Berlin - Bruce Willis verfügte noch über sein volles Haupthaar, als er 1999 die männliche Hauptrolle in dem Horrorthriller „The Sixth Sense“ übernahm. Der in Indien geborene Regisseur M. Night Shyamalan hauchte so dem zum Trash-Kino abgesunkenen Genre neues Leben ein. Sehr viel hatte das aber auch mit dem damals sechs Jahre alten Schauspieler Haley Joel Osment zu tun, der einen Jungen mit der Gabe spielte, die Toten seiner Umgebung wahrzunehmen. Die waren weniger eine Bedrohung für die Lebenden, sondern selbst darauf aus, sich ihrer Ängste zu entledigen.
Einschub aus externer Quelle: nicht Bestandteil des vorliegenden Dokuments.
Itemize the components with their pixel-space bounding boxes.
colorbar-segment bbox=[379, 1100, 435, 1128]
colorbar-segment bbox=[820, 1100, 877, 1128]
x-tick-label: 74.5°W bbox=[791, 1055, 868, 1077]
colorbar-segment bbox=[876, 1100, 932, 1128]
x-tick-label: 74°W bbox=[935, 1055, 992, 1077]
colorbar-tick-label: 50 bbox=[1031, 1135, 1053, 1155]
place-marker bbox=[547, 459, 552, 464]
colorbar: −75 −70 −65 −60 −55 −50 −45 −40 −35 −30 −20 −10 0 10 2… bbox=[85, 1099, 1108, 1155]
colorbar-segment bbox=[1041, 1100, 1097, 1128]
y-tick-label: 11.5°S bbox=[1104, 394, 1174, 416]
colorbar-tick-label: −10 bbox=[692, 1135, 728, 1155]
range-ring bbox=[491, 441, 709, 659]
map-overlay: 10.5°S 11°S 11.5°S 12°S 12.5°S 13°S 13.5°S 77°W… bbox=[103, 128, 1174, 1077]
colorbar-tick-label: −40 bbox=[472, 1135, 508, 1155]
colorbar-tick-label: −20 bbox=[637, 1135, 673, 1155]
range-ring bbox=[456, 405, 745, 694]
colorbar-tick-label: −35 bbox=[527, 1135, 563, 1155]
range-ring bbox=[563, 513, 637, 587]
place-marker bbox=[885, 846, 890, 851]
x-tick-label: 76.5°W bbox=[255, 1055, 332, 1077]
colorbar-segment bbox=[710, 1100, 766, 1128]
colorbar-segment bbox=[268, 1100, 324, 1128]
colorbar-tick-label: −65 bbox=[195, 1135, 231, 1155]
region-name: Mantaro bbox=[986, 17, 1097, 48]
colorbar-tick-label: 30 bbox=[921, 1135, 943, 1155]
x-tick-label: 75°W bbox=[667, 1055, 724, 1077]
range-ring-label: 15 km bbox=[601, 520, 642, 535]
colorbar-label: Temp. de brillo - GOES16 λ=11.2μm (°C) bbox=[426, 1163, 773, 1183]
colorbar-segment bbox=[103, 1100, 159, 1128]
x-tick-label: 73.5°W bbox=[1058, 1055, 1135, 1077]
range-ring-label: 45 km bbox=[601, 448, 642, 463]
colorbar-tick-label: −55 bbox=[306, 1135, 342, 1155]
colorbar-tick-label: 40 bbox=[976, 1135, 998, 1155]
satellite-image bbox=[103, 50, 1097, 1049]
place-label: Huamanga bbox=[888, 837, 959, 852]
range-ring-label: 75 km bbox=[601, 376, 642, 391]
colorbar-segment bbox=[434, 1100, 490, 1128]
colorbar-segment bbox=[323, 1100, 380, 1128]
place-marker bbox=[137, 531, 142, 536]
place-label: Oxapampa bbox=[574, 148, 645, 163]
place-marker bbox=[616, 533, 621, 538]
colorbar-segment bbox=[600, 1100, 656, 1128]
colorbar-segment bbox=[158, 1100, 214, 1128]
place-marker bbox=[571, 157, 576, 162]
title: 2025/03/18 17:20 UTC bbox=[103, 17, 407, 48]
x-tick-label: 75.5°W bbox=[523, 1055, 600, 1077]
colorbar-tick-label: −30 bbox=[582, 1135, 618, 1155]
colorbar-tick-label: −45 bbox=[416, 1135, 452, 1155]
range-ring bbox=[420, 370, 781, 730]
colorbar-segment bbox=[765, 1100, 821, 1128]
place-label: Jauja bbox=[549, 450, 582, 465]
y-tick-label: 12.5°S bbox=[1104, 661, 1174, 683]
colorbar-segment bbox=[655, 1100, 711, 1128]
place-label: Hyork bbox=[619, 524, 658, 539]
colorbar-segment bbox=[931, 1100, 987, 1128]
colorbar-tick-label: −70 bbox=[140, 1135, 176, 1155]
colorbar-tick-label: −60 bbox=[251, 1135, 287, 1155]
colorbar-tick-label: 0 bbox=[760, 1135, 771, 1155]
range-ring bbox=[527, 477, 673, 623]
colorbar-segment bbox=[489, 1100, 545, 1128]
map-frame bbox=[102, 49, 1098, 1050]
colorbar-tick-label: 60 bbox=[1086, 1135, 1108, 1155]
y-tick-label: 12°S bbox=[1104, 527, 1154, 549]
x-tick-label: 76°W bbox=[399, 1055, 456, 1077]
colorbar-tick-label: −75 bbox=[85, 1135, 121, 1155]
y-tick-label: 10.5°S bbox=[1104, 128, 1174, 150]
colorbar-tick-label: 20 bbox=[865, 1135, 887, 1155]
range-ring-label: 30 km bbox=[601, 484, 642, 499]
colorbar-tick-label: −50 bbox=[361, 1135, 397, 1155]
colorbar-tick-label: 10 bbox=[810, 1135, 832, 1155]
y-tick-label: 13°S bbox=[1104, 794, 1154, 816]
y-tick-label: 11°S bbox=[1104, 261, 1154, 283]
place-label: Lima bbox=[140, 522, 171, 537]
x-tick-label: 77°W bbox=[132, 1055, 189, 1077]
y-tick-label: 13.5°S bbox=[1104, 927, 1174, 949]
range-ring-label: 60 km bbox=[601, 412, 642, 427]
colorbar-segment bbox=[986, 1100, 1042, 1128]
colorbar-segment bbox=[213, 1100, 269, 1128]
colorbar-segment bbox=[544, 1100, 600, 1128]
Der junge Held Cole Sear fungierte in dem Film mehr als therapeutischer Helfer denn als Opfer.

Das Beunruhigende und das Kontemplative des Kinos

Ehe es Night Shyamalan gelang, dem dargestellten Horror eine feinfühlig-psychologische Note abzuringen, hatte er sich als Drehbuchautor des Familienfilms „Stuart Little“ einen Namen gemacht, die Geschichte einer Maus. Zu seinen wichtigsten Initiationserlebnissen fürs Kino aber zählt Night Shyamalan, der Spike Lee und dessen Etablierung eines afroamerikanischen Kinos als wichtige Inspirationsquellen nennt, einen Konflikt mit Harvey Weinsteins Firma Miramax, die eine frühe Arbeit Shyamalans rüde verwarf und einen völligen Neuschnitt verlangte.

Mit der überraschenden Wahl, Night Shyamalan zum Jury-Präsidenten der kommenden Berlinale zu berufen, setzen Carlo Chatrian und Mariette Rissenbeek ein auffälliges Zeichen für eine Neubelebung der zuletzt als verkürztes, semi-digitales Sommerfestival ausgetragenen Berlinale. Nun strebt man zur gewohnten Jahreszeit zurück ins Kino, und mit dem 51-jährigen Regisseur, Schauspieler und Produzenten als Gesicht der Jury soll auch das Zeichen ausgesendet werden, dass gutes Kino keine Genre-Festlegungen kennt. Wie bei jedem guten Filmemacher gingen die Meinungen über Shyamalans Werke oft auseinander, die neben einer beunruhigenden stets auch eine kontemplative Seite haben.